I use R to analyze large data files from IPUMS, which published sophisticated micro-data on Census records. IPUMS offers its extracts as SPSS, SAS or STATA files. To get the data into R, I've had the most luck downloading the SPSS version and using the read.spss
function from the "foreign" library:
library(foreign);
ipums <- read.spss("usa_00106.sav", to.data.frame = TRUE);
This works brilliantly, save for this perpetual warning:
Warning message:
In `levels<-`(`*tmp*`, value = if (nl == nL) as.character(labels) else paste0(labels, :
duplicated levels in factors are deprecated
(If anyone is feeling heroic, I uploaded the zipped .sav file here (39Mb) as well as the .SPS file and the more human-readable codebook. This is just a sample IPUMs extract and, like all IPUMs data, contains no private information.)
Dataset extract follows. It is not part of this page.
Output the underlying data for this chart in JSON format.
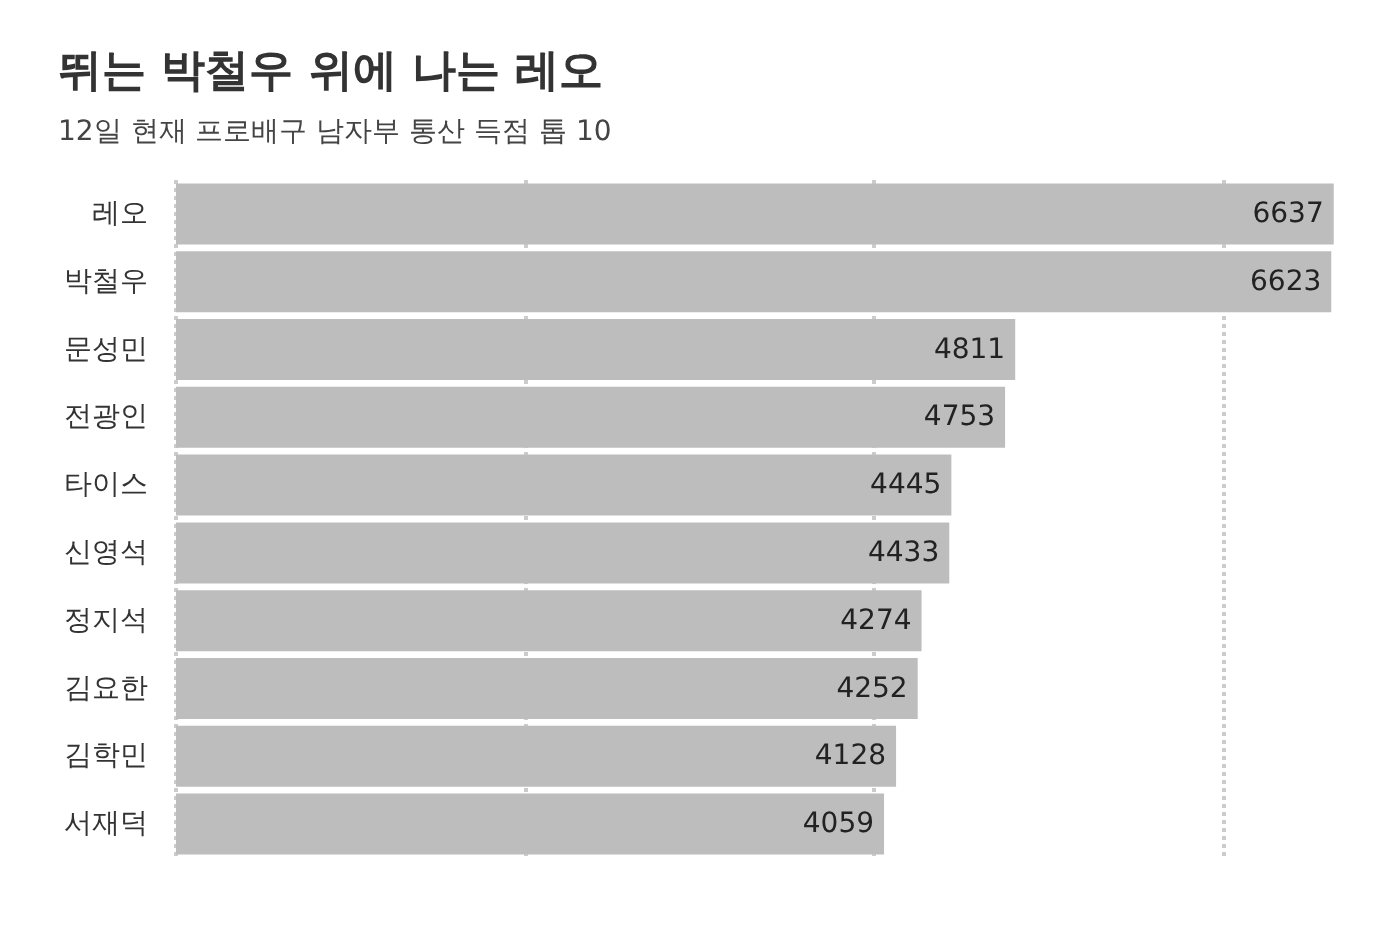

My question is whether my data is compromised by duplicate factors in the SPSS file or whether this is something I can fix after the import.
To figure out which of the columns was the culprit, I wrote a little diagnosis:
ipums <- read.spss("usa_00106.sav", to.data.frame = TRUE);
for (name in names(ipums)) {
type <- class(ipums[[name]]);
if (type == "factor") {
print(name);
print(anyDuplicated(levels(ipums[[name]])));
}
}
This loop correctly identifies the column BLPD
as the culprit. That's a detailed version of a person's birthplace that has 536 possible values in the .SPS file, as confirmed by this code:
fac <- levels(ipums$BPLD)
length(fac) #536
anyDuplicated(fac) #153
fac[153] #"Br. Virgin Islands, ns"
When I look at the .SPS file, I do see in fact that there are two entries for this location:
26052 "Br. Virgin Islands, ns"
26069 "Br. Virgin Islands, ns"
However, I don't see a single instance of this location in the data:
NROW(subset(ipums, ipums$BPLD=="Br. Virgin Islands, ns")) #0
This may well be because this is not a common location that's likely to show up in the data, but I cannot assume that will always be the case in future project. So part two of my question is whether an SPSS file with duplicate factors will at least important the correct values, or whether a file that produces this warning message is potentially damaged.
As for fixing the problem, I see a few related StackOverflow posts, like this one, but I'm not sure if they address the problem I have with complex public data from a third-party. What is the most efficient way for me to clean up factors with duplicate values so that I can have full confidence in the data?